IEEE Trans Pattern Anal Mach Intell. 2022 Feb;44(2):579-590. doi: 10.1109/TPAMI.2019.2933510. Epub 2022 Jan 7.
This paper proposes an end-to-end fine-grained visual categorization system, termed Part-based Convolutional Neural Network (P-CNN), which consists of three modules. The first module is a Squeeze-and-Excitation (SE) block, which learns to recalibrate channel-wise feature responses by emphasizing informative channels and suppressing less useful ones. The second module is a Part Localization Network (PLN) used to locate distinctive object parts, through which a bank of convolutional filters are learned as discriminative part detectors. Thus, a group of informative parts can be discovered by convolving the feature maps with each part detector. The third module is a Part Classification Network (PCN) that has two streams. The first stream classifies each individual object part into image-level categories. The second stream concatenates part features and global feature into a joint feature for the final classification. In order to learn powerful part features and boost the joint feature capability, we propose a Duplex Focal Loss used for metric learning and part classification, which focuses on training hard examples. We further merge PLN and PCN into a unified network for an end-to-end training process via a simple training technique. Comprehensive experiments and comparisons with state-of-the-art methods on three benchmark datasets demonstrate the effectiveness of our proposed method.

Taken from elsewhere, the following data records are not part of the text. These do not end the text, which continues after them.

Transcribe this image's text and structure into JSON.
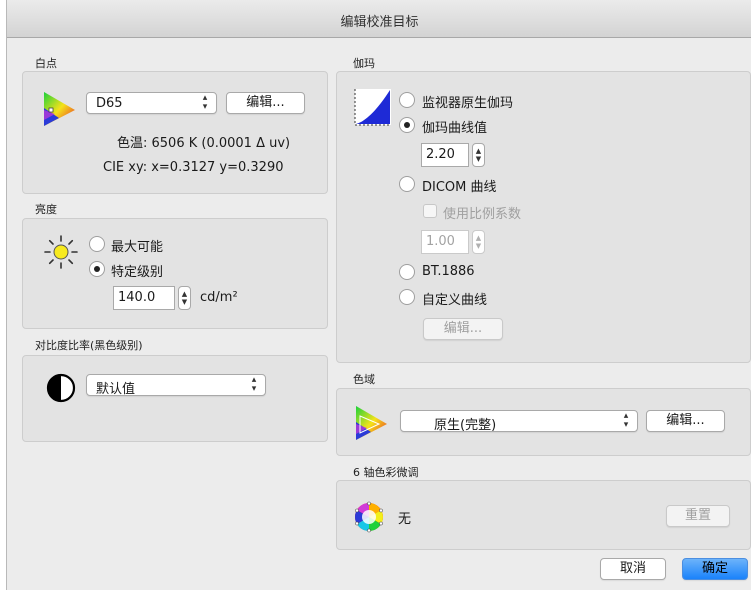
{
  "window": {
    "title": "编辑校准目标"
  },
  "whitepoint": {
    "section_title": "白点",
    "preset": "D65",
    "edit_label": "编辑...",
    "color_temp": "色温:  6506 K (0.0001 Δ uv)",
    "cie_xy": "CIE xy:  x=0.3127 y=0.3290"
  },
  "brightness": {
    "section_title": "亮度",
    "option_max": "最大可能",
    "option_specific": "特定级别",
    "value": "140.0",
    "unit": "cd/m²"
  },
  "contrast": {
    "section_title": "对比度比率(黑色级别)",
    "selected": "默认值"
  },
  "gamma": {
    "section_title": "伽玛",
    "option_native": "监视器原生伽玛",
    "option_curve_value": "伽玛曲线值",
    "curve_value": "2.20",
    "option_dicom": "DICOM 曲线",
    "use_scale_factor": "使用比例系数",
    "scale_value": "1.00",
    "option_bt1886": "BT.1886",
    "option_custom": "自定义曲线",
    "edit_label": "编辑..."
  },
  "gamut": {
    "section_title": "色域",
    "selected": "原生(完整)",
    "edit_label": "编辑..."
  },
  "six_axis": {
    "section_title": "6 轴色彩微调",
    "status": "无",
    "reset_label": "重置"
  },
  "footer": {
    "cancel_label": "取消",
    "ok_label": "确定"
  }
}
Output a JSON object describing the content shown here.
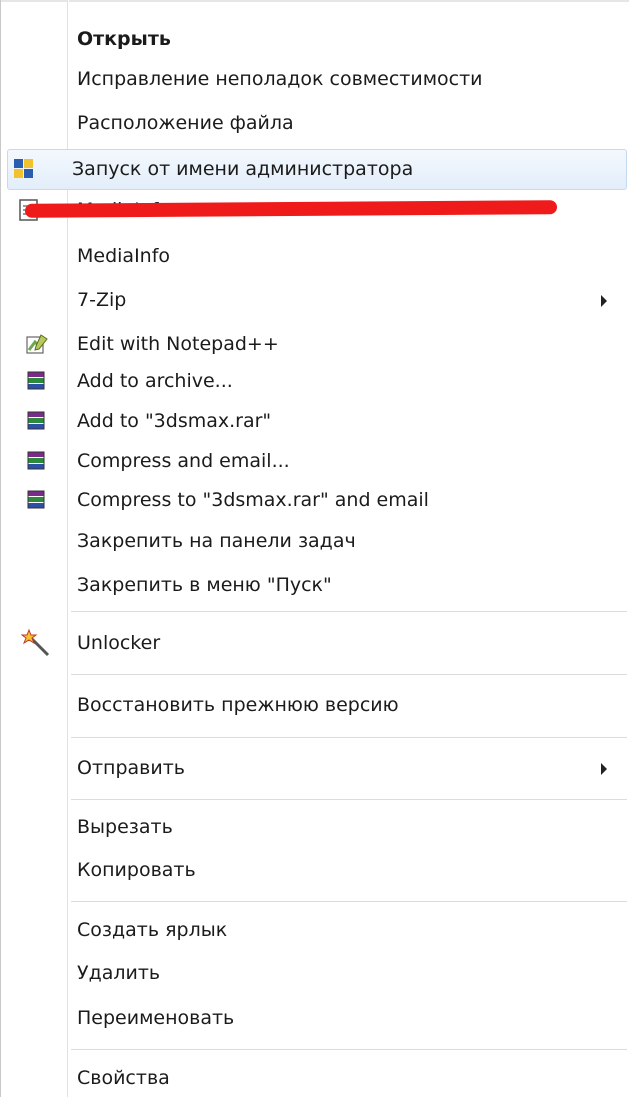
{
  "menu": {
    "items": [
      {
        "label": "Открыть"
      },
      {
        "label": "Исправление неполадок совместимости"
      },
      {
        "label": "Расположение файла"
      },
      {
        "label": "Запуск от имени администратора"
      },
      {
        "label": "MediaInfo"
      },
      {
        "label": "MediaInfo"
      },
      {
        "label": "7-Zip"
      },
      {
        "label": "Edit with Notepad++"
      },
      {
        "label": "Add to archive..."
      },
      {
        "label": "Add to \"3dsmax.rar\""
      },
      {
        "label": "Compress and email..."
      },
      {
        "label": "Compress to \"3dsmax.rar\" and email"
      },
      {
        "label": "Закрепить на панели задач"
      },
      {
        "label": "Закрепить в меню \"Пуск\""
      },
      {
        "label": "Unlocker"
      },
      {
        "label": "Восстановить прежнюю версию"
      },
      {
        "label": "Отправить"
      },
      {
        "label": "Вырезать"
      },
      {
        "label": "Копировать"
      },
      {
        "label": "Создать ярлык"
      },
      {
        "label": "Удалить"
      },
      {
        "label": "Переименовать"
      },
      {
        "label": "Свойства"
      }
    ]
  },
  "colors": {
    "highlight": "#e3eefa",
    "strike": "#ef1a1a"
  },
  "icons": [
    "uac-shield-icon",
    "mediainfo-icon",
    "notepadpp-icon",
    "winrar-icon",
    "unlocker-wand-icon",
    "submenu-arrow-icon"
  ]
}
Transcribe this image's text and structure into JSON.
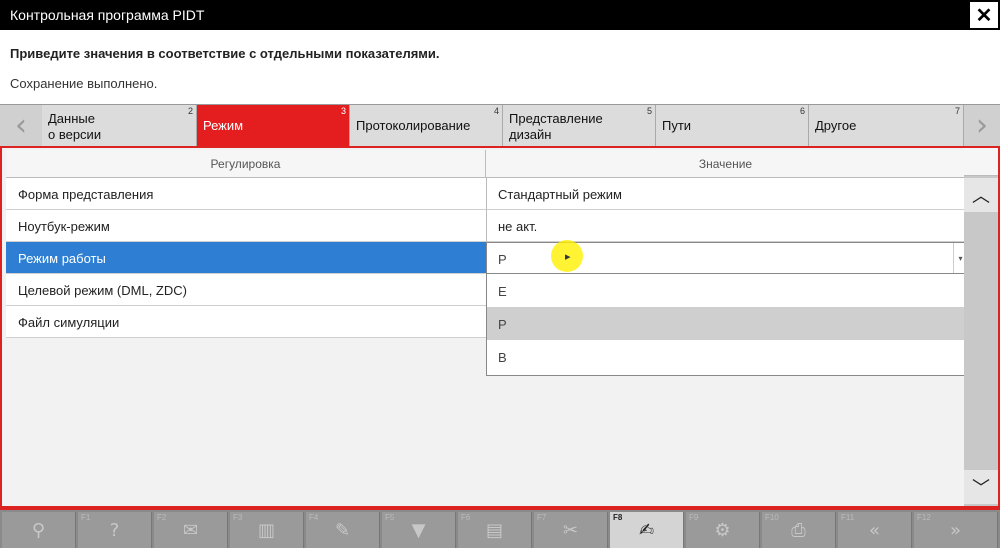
{
  "window": {
    "title": "Контрольная программа PIDT",
    "close_glyph": "✕"
  },
  "info": {
    "message": "Приведите значения в соответствие с отдельными показателями.",
    "status": "Сохранение выполнено."
  },
  "tabs": [
    {
      "line1": "Данные",
      "line2": "о версии",
      "num": "2"
    },
    {
      "line1": "Режим",
      "line2": "",
      "num": "3",
      "active": true
    },
    {
      "line1": "Протоколирование",
      "line2": "",
      "num": "4"
    },
    {
      "line1": "Представление",
      "line2": "дизайн",
      "num": "5"
    },
    {
      "line1": "Пути",
      "line2": "",
      "num": "6"
    },
    {
      "line1": "Другое",
      "line2": "",
      "num": "7"
    }
  ],
  "table": {
    "col1_header": "Регулировка",
    "col2_header": "Значение",
    "rows": [
      {
        "setting": "Форма представления",
        "value": "Стандартный режим"
      },
      {
        "setting": "Ноутбук-режим",
        "value": "не акт."
      },
      {
        "setting": "Режим работы",
        "value": "P"
      },
      {
        "setting": "Целевой режим (DML, ZDC)",
        "value": ""
      },
      {
        "setting": "Файл симуляции",
        "value": ""
      }
    ]
  },
  "dropdown": {
    "selected": "P",
    "options": [
      "E",
      "P",
      "B"
    ]
  },
  "fkeys": [
    {
      "num": "",
      "icon": "search-icon"
    },
    {
      "num": "F1",
      "icon": "help-icon",
      "glyph": "?"
    },
    {
      "num": "F2",
      "icon": "mail-icon"
    },
    {
      "num": "F3",
      "icon": "chart-icon"
    },
    {
      "num": "F4",
      "icon": "edit-icon"
    },
    {
      "num": "F5",
      "icon": "filter-icon"
    },
    {
      "num": "F6",
      "icon": "print-icon"
    },
    {
      "num": "F7",
      "icon": "tools-icon"
    },
    {
      "num": "F8",
      "icon": "notes-icon"
    },
    {
      "num": "F9",
      "icon": "gear-icon"
    },
    {
      "num": "F10",
      "icon": "printer-icon"
    },
    {
      "num": "F11",
      "icon": "rewind-icon",
      "glyph": "«"
    },
    {
      "num": "F12",
      "icon": "forward-icon",
      "glyph": "»"
    }
  ]
}
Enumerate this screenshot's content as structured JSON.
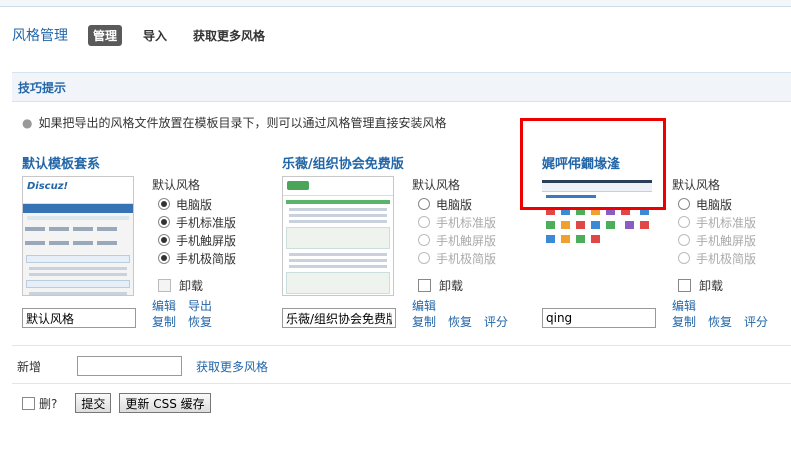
{
  "header": {
    "title": "风格管理",
    "tabs": [
      {
        "label": "管理",
        "active": true
      },
      {
        "label": "导入",
        "active": false
      },
      {
        "label": "获取更多风格",
        "active": false
      }
    ]
  },
  "tips": {
    "heading": "技巧提示",
    "text": "如果把导出的风格文件放置在模板目录下，则可以通过风格管理直接安装风格"
  },
  "themes": [
    {
      "name": "默认模板套系",
      "input_value": "默认风格",
      "default_label": "默认风格",
      "options": [
        {
          "label": "电脑版",
          "checked": true,
          "disabled": false
        },
        {
          "label": "手机标准版",
          "checked": true,
          "disabled": false
        },
        {
          "label": "手机触屏版",
          "checked": true,
          "disabled": false
        },
        {
          "label": "手机极简版",
          "checked": true,
          "disabled": false
        }
      ],
      "uninstall_label": "卸载",
      "uninstall_disabled": true,
      "actions": [
        "编辑",
        "导出",
        "复制",
        "恢复"
      ]
    },
    {
      "name": "乐薇/组织协会免费版",
      "input_value": "乐薇/组织协会免费版",
      "default_label": "默认风格",
      "options": [
        {
          "label": "电脑版",
          "checked": false,
          "disabled": false
        },
        {
          "label": "手机标准版",
          "checked": false,
          "disabled": true
        },
        {
          "label": "手机触屏版",
          "checked": false,
          "disabled": true
        },
        {
          "label": "手机极简版",
          "checked": false,
          "disabled": true
        }
      ],
      "uninstall_label": "卸载",
      "uninstall_disabled": false,
      "actions": [
        "编辑",
        "复制",
        "恢复",
        "评分"
      ]
    },
    {
      "name": "娓呯伄鐗堟湰",
      "input_value": "qing",
      "default_label": "默认风格",
      "options": [
        {
          "label": "电脑版",
          "checked": false,
          "disabled": false
        },
        {
          "label": "手机标准版",
          "checked": false,
          "disabled": true
        },
        {
          "label": "手机触屏版",
          "checked": false,
          "disabled": true
        },
        {
          "label": "手机极简版",
          "checked": false,
          "disabled": true
        }
      ],
      "uninstall_label": "卸载",
      "uninstall_disabled": false,
      "actions": [
        "编辑",
        "复制",
        "恢复",
        "评分"
      ]
    }
  ],
  "add_row": {
    "label": "新增",
    "link": "获取更多风格"
  },
  "submit_row": {
    "delete_label": "删?",
    "submit_label": "提交",
    "update_css_label": "更新 CSS 缓存"
  },
  "colors": {
    "link": "#2366a8",
    "highlight_box": "#ee0000"
  }
}
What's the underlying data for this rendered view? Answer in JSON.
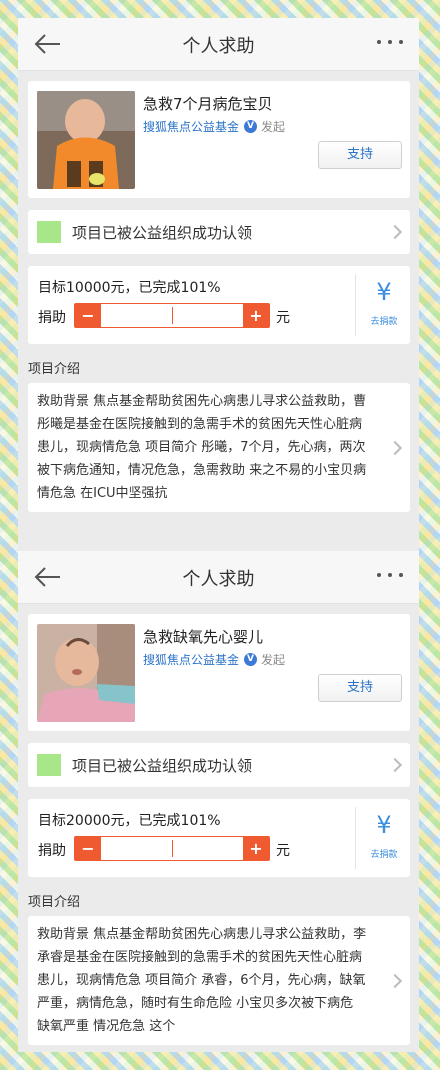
{
  "screens": [
    {
      "nav": {
        "title": "个人求助"
      },
      "project": {
        "title": "急救7个月病危宝贝",
        "org": "搜狐焦点公益基金",
        "verified": "V",
        "initiated": "发起",
        "support_label": "支持",
        "photo_icon": "baby-photo-orange"
      },
      "claim": {
        "text": "项目已被公益组织成功认领"
      },
      "goal": {
        "text": "目标10000元，已完成101%",
        "donate_label": "捐助",
        "minus": "−",
        "plus": "+",
        "unit": "元",
        "yen": "¥",
        "go_donate": "去捐款",
        "progress_percent": 101
      },
      "intro": {
        "label": "项目介绍",
        "body": "救助背景 焦点基金帮助贫困先心病患儿寻求公益救助，曹彤曦是基金在医院接触到的急需手术的贫困先天性心脏病患儿，现病情危急 项目简介 彤曦，7个月，先心病，两次被下病危通知，情况危急，急需救助 来之不易的小宝贝病情危急 在ICU中坚强抗"
      }
    },
    {
      "nav": {
        "title": "个人求助"
      },
      "project": {
        "title": "急救缺氧先心婴儿",
        "org": "搜狐焦点公益基金",
        "verified": "V",
        "initiated": "发起",
        "support_label": "支持",
        "photo_icon": "baby-photo-pink"
      },
      "claim": {
        "text": "项目已被公益组织成功认领"
      },
      "goal": {
        "text": "目标20000元，已完成101%",
        "donate_label": "捐助",
        "minus": "−",
        "plus": "+",
        "unit": "元",
        "yen": "¥",
        "go_donate": "去捐款",
        "progress_percent": 101
      },
      "intro": {
        "label": "项目介绍",
        "body": "救助背景 焦点基金帮助贫困先心病患儿寻求公益救助，李承睿是基金在医院接触到的急需手术的贫困先天性心脏病患儿，现病情危急 项目简介 承睿，6个月，先心病，缺氧严重，病情危急，随时有生命危险 小宝贝多次被下病危 缺氧严重 情况危急 这个"
      }
    }
  ],
  "colors": {
    "accent": "#f05a30",
    "link": "#2a73c9",
    "claim_square": "#a8e68a",
    "donate_blue": "#3b8ee0"
  }
}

本文提出了一个端到端的细粒度视觉分类系统,称为基于部分的卷积神经网络(P-CNN),它由三个模块组成。第一个模块是挤压激励(SE)块,通过强调信息通道和抑制不那么有用的通道,学习重新校准通道特征响应。第二个模块是部分定位网络(PLN),用于定位有区别的对象部分,通过该网络学习一组卷积滤波器作为有区分性的部分检测器。因此,可以通过用每个部分检测器卷积特征图来发现一组信息丰富的部分。第三个模块是部分分类网络(PCN),它有两个流。第一个流将每个单独的对象部分分类为图像级类别。第二个流将部分特征和全局特征连接成一个联合特征,用于最终分类。为了学习强大的部分特征并增强联合特征能力,我们提出了一种用于度量学习和部分分类的双焦点损失,该损失专注于训练困难的例子。我们进一步通过一种简单的训练技术将 PLN 和 PCN 合并到一个统一的网络中进行端到端训练。在三个基准数据集上的综合实验和与最先进方法的比较表明了我们提出的方法的有效性。